Archiwalne wydanie tygodniowe: 26.05-01.06.2014 r.

• Intensywna praca policjantów z Przemyśla i ich współpraca z funkcjonariuszami komend w Leżajsku i Nisku pozwoliła odzyskać utraconą w wyniku kradzieży koparkę o wartości 160 tys. złotych. Maszyna została skradziona przemyskiemu przedsiębiorcy w marcu br. Zdarzenie miało miejsce w marcu br. kiedy na teren właściciela firmy budowlanej weszli sprawcy i ukradli koparko-ładowarkę o wartości 160 tys. złotych. Czynności podjęte przez przemyskich śledczych zaowocowały zatrzymaniem czterech mężczyzn, którzy usłyszeli zarzuty dokonania kradzieży maszyny. Ustalenie i zatrzymanie podejrzanych nie zakończyło sprawy. Policjanci pracowali nad odzyskaniem utraconej maszyny. Dzięki współpracy nawiązanej z funkcjonariuszami z Komendy Powiatowej Policji w Nisku i Leżajsku, w ubiegły piątek (23 bm.) zostało ustalone miejsce, w którym koparka się znajduje. Był to teren jednej z firm w powiecie leżajskim. Jak się okazało, jej właściciel kupił koparkę od nieznanych mu osób kilka dni po jej kradzieży. Po zakończeniu czynności policjanci z Przemyśla zwrócili maszynę jej prawowitemu właścicielowi. (www.podkarpacka.policja.gov.pl)
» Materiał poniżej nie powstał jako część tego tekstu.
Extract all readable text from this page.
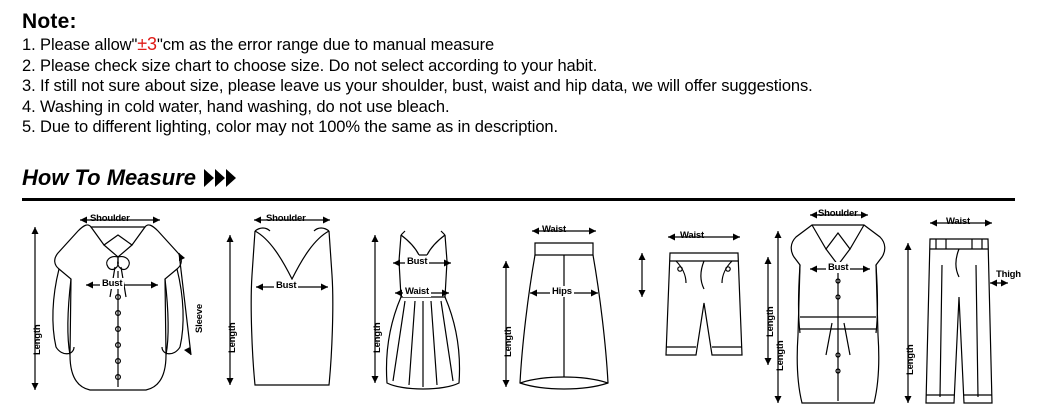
Note:
1. Please allow"±3"cm as the error range due to manual measure
2. Please check size chart to choose size. Do not select according to your habit.
3. If still not sure about size, please leave us your shoulder, bust, waist and hip data, we will offer suggestions.
4. Washing in cold water, hand washing, do not use bleach.
5. Due to different lighting, color may not 100% the same as in description.
How To Measure
Length
Shoulder
Bust
Sleeve
Length
Shoulder
Bust
Length
Bust
Waist
Length
Waist
Hips
Waist
Length
Length
Shoulder
Bust
Length
Waist
Thigh
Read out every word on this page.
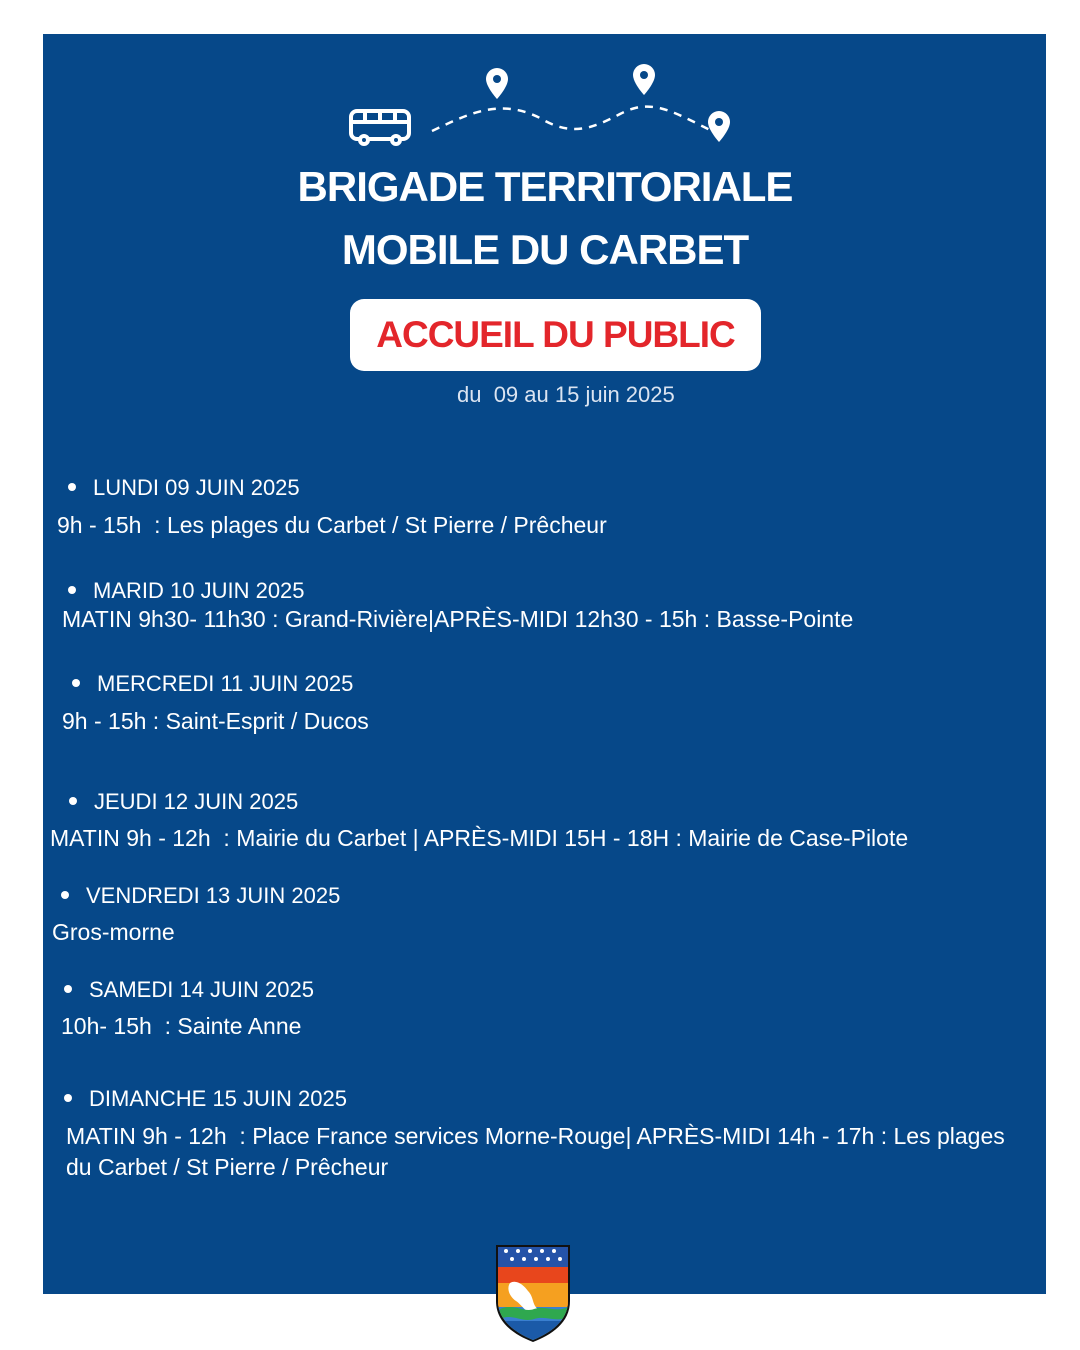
BRIGADE TERRITORIALE
MOBILE DU CARBET
ACCUEIL DU PUBLIC
du  09 au 15 juin 2025
LUNDI 09 JUIN 2025
9h - 15h  : Les plages du Carbet / St Pierre / Prêcheur
MARID 10 JUIN 2025
MATIN 9h30- 11h30 : Grand-Rivière|APRÈS-MIDI 12h30 - 15h : Basse-Pointe
MERCREDI 11 JUIN 2025
9h - 15h : Saint-Esprit / Ducos
JEUDI 12 JUIN 2025
MATIN 9h - 12h  : Mairie du Carbet | APRÈS-MIDI 15H - 18H : Mairie de Case-Pilote
VENDREDI 13 JUIN 2025
Gros-morne
SAMEDI 14 JUIN 2025
10h- 15h  : Sainte Anne
DIMANCHE 15 JUIN 2025
MATIN 9h - 12h  : Place France services Morne-Rouge| APRÈS-MIDI 14h - 17h : Les plages du Carbet / St Pierre / Prêcheur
• Małżeństwo (60 i 65 l.) zginęło w pożarze swego mieszkania przy ulicy Kosynierów w Przemyślu. Przyczyny pożaru, który wybuchł niedzielnej (25 maja) nocy, nie są jeszcze znane. Zgłoszenie o tym, że pali się mieszkanie na parterze przy ulicy Kosynierów 1 dyżurny przemyskiej straży pożarnej otrzymał o godz. 1.30. W 3 minuty później 14 strażaków było już na miejscu. Sytuacja wyglądała bardzo groźnie, z okien mieszkania na parterze buchał ogień. Jeden zastęp strażaków zaczął gasić pożar z zewnątrz, drugi dostał się do mieszkania wyważywszy drzwi, natomiast trzeci zajął się ewakuowaniem sąsiadów.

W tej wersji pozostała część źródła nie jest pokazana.